Greg Kot, Tribune music critic.
For those who think they no longer have the capacity to be overwhelmed by music, consider Acid Mothers Temple and the Melting Paraiso U.F.O. The Japanese quintet's performance at the South by Southwest Music Conference two years ago was enough to dash even the most jaded hipster against the rocks of their seen-it-all complacency.The awesome Acid Mothers Temple, Chicago Tribune, May 28, 2004 Friday
Here was a band that extracted space-trucking noise from chasms of near silence, tucked folk melodies inside screaming guitars and squalling synthesizers, and channeled the droning tonalities of Eastern throat singing while playing at crushing volume levels. The band flaunted more hair than Foghat, more volume than Blue Cheer and nearly as much speed as Hawkwind.
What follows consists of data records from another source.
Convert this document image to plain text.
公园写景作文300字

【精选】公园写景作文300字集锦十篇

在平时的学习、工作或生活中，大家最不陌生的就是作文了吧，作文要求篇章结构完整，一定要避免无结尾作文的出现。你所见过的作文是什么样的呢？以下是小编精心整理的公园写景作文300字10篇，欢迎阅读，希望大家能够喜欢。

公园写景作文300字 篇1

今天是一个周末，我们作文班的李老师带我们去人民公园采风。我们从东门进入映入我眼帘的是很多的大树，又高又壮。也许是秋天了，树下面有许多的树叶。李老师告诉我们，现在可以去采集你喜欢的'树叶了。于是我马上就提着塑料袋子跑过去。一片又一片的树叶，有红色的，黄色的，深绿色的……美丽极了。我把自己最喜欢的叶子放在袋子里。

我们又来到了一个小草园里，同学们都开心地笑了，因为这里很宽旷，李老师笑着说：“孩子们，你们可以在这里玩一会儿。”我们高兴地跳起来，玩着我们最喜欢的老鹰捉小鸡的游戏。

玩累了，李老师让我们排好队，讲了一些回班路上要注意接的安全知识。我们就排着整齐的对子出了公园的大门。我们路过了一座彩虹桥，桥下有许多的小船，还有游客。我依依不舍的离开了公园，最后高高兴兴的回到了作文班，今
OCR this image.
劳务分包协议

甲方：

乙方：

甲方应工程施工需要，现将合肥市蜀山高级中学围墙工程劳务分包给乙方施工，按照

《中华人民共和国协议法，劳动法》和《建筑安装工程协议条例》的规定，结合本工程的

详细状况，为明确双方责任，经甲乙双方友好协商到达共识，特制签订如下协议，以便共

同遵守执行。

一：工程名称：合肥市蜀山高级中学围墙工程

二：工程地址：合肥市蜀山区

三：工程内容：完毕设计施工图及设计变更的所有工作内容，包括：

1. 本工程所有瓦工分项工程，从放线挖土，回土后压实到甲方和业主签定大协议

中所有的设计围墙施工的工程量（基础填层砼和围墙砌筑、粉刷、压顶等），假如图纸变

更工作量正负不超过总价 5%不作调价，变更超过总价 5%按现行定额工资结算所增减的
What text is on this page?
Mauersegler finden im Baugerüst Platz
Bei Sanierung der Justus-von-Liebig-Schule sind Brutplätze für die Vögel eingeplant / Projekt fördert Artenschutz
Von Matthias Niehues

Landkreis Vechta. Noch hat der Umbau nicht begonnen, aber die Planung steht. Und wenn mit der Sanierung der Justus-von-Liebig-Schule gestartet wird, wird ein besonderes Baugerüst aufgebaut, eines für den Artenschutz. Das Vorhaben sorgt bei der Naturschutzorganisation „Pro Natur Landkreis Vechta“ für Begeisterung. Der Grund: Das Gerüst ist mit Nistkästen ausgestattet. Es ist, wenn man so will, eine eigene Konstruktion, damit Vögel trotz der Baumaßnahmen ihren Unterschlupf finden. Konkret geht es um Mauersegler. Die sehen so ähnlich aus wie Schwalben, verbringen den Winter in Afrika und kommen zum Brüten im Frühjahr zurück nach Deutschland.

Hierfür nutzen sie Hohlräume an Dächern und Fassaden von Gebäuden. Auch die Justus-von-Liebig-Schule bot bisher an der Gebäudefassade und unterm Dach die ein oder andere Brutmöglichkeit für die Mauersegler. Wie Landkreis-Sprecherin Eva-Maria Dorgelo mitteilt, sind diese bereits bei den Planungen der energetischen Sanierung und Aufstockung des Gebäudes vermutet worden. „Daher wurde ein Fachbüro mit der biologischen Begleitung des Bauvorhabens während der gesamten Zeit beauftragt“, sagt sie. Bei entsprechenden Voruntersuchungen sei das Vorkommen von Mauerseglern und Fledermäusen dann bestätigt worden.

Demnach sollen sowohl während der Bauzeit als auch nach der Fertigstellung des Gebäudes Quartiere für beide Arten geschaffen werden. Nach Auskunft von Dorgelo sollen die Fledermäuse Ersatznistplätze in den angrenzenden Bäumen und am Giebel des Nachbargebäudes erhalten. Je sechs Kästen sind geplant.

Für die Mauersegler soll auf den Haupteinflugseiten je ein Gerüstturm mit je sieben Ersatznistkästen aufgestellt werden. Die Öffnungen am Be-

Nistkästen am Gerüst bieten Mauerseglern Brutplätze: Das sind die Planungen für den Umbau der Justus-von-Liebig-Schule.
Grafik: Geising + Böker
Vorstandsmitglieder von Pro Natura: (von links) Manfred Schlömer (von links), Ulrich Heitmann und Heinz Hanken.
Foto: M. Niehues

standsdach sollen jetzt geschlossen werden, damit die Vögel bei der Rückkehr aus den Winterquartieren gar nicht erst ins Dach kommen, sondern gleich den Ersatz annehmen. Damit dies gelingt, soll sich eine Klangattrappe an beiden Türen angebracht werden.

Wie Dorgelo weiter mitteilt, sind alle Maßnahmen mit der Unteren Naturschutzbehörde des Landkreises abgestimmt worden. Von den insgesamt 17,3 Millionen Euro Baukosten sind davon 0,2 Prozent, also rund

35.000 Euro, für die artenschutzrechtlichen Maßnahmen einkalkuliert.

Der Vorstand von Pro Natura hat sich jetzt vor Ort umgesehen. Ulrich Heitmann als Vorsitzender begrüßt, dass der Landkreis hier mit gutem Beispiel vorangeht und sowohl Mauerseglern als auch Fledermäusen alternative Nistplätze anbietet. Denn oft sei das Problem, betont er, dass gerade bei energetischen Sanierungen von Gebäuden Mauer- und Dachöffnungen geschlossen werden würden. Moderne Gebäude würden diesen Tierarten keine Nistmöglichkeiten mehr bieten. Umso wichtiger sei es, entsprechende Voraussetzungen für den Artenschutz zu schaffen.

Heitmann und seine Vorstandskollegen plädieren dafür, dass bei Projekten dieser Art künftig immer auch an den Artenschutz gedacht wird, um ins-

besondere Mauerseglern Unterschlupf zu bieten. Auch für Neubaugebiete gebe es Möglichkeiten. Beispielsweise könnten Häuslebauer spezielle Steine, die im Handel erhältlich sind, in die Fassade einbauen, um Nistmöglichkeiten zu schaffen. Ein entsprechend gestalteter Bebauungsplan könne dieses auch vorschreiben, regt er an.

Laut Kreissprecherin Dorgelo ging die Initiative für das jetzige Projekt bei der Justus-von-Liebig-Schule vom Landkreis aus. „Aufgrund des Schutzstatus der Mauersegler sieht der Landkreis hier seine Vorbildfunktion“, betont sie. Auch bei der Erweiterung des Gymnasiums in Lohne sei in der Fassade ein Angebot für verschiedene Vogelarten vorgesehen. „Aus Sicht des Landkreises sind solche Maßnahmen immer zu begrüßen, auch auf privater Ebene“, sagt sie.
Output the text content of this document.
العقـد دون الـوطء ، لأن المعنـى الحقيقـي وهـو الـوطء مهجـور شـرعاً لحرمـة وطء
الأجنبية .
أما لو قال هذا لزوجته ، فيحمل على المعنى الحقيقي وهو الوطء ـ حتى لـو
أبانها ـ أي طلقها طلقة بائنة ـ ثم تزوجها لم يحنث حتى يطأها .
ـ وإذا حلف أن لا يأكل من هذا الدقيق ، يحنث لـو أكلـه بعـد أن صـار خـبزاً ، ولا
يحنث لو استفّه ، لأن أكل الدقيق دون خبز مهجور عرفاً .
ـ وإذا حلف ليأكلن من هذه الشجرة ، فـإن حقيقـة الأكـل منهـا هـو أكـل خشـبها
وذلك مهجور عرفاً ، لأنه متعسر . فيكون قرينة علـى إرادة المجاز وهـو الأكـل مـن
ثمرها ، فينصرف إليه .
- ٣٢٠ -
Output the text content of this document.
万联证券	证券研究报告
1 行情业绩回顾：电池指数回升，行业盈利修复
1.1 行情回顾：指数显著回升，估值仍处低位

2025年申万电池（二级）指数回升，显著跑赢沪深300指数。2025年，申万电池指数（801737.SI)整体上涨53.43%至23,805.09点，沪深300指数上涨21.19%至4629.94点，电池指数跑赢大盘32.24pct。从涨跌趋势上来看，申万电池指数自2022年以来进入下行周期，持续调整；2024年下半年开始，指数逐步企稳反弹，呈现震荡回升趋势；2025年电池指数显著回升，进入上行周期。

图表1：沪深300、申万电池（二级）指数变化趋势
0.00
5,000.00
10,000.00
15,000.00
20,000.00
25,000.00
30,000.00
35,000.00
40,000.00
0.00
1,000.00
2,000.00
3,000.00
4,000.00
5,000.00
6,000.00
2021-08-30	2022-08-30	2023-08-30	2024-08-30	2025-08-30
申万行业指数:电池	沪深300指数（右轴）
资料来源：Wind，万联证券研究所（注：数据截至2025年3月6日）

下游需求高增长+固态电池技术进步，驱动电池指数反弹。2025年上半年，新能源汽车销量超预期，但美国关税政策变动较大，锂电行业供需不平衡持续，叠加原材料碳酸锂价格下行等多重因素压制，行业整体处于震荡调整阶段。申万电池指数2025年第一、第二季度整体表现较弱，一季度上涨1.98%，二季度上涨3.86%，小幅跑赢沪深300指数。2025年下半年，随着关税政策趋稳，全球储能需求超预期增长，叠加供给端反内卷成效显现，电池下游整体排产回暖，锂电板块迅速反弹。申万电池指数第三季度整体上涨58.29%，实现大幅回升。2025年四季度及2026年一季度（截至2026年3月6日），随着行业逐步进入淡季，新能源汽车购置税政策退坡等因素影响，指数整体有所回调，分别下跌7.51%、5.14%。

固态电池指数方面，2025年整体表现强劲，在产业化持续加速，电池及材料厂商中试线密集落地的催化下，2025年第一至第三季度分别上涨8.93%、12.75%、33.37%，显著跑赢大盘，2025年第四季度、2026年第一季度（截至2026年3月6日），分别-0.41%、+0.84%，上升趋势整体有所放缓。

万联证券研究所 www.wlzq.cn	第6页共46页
Trouble was, that awe-inspiring visual and sonic spectacle couldn't fully be appreciated on any of the band's albums. Their recordings were a mess, frankly--a sometimes gleeful mess, but a mess nonetheless, and difficult for all but diehards to sit through. Now there's "Mantra of Love" (Alien 8), and it marks a turning point for the band, one acknowledged by founding guitarist Kawabata Makoto in an e-mail interview. "On this album we prioritized the idea of song," he says. "You could say that we have changed from our previous focus on chaos and drones. But we have always had a `song' element in our music, and this album has just provided us with a chance to change that focus."
"Mantra of Love" consists of only two tracks, but they bring a previously unheard coherence and clarity to the band's aural delirium. The 30-minute "La Le Lo" opens with a long section of melodic, almost soothing wordless chanting and scatting by singer Cotton Casino, before the backdrop of sitar, guitar and analog synthesizer overtakes her. A dervish swirl of instruments builds in volume, speed and intensity before collapsing. The 15-minute "L'Ambition dans Le Miroir" is the chill-out after the frenzy, with Casino's voice and Higashi Hiroshi's moonscape keyboards drifting serenely out of earshot.
It's a culmination in many ways of a 10-year ride that began in the mid-'90s, when Makoto put together an array of outcast musicians called the Soul Collective, which morphed into Acid Mothers Temple.
"I had searched high and low [since 1978] for a record that combined Deep Purple-style hard rock with Stockhausen's electronic music, but hadn't found anything like that. So I decided to make my own," Makoto says. "That dream only became reality when AMT was formed. As we have played together we have slowly discovered that kind of music that we should be playing. I describe that music as `trip music'--but in a different sense from psychedelic rock."
The Soul Collective has some similarities to the communes of the '60s. It was forged, Makoto says, out of necessity, as a musical sanctuary of sorts for artists ostracized by Japanese society. "There is no work for us and we have rejected virtually all types of social responsibility and obligation," he says. But Makoto is not trying to re-create some hippie experiment in socialism. "My experience of living in hippie and beatnik communities only filled me with despair," he says. "They were no more than a smaller version of society, and they contained all the problems endemic in society at large. I became disgusted with the ideological hypocrisy of the ecology movement. Our only slogan is, `Do whatever you want come what may. Don't do whatever you don't want, come what may.'"
In the "don't" category for Makoto are chemical enhancements, even though the music sounds like it could've been made under their influence. "I tried all kinds of drugs when I was younger, mainly because I wanted to know what they could show you," he says. "But I have absolutely no need for them anymore. Drugs can provide you with a clue, but to find the `answer' you need to progress through them to the next stage."
The next stage, apparently, is in music that combines extremes of beauty and chaos. In that respect, Acid Mothers Temple shares a certain aesthetic with a handful of Japanese bands such as the Boredoms, Ghost, Ruins, High Rise and Fushitsusha. What's in the homeland's water that produces such boundary-pushing music?
"Not just Western music, but all kinds of culture are imported into Japan," Makoto says, "and the Japanese excel in the compression of sensory and intellectual data. When we were in our teens there was little information about rock music available to us, so many of us developed our own elaborate imagined fantasies about this music. I, for example, saw some photos of Pete Townshend and I imagined that in performance he played his guitar entirely with that swinging arm movement. Or I would look at all the amps and imagine that the distortion he played with was caused by all the amps being played at maximum. Those kinds of misconceptions have a played a great part in the formation of our performance styles."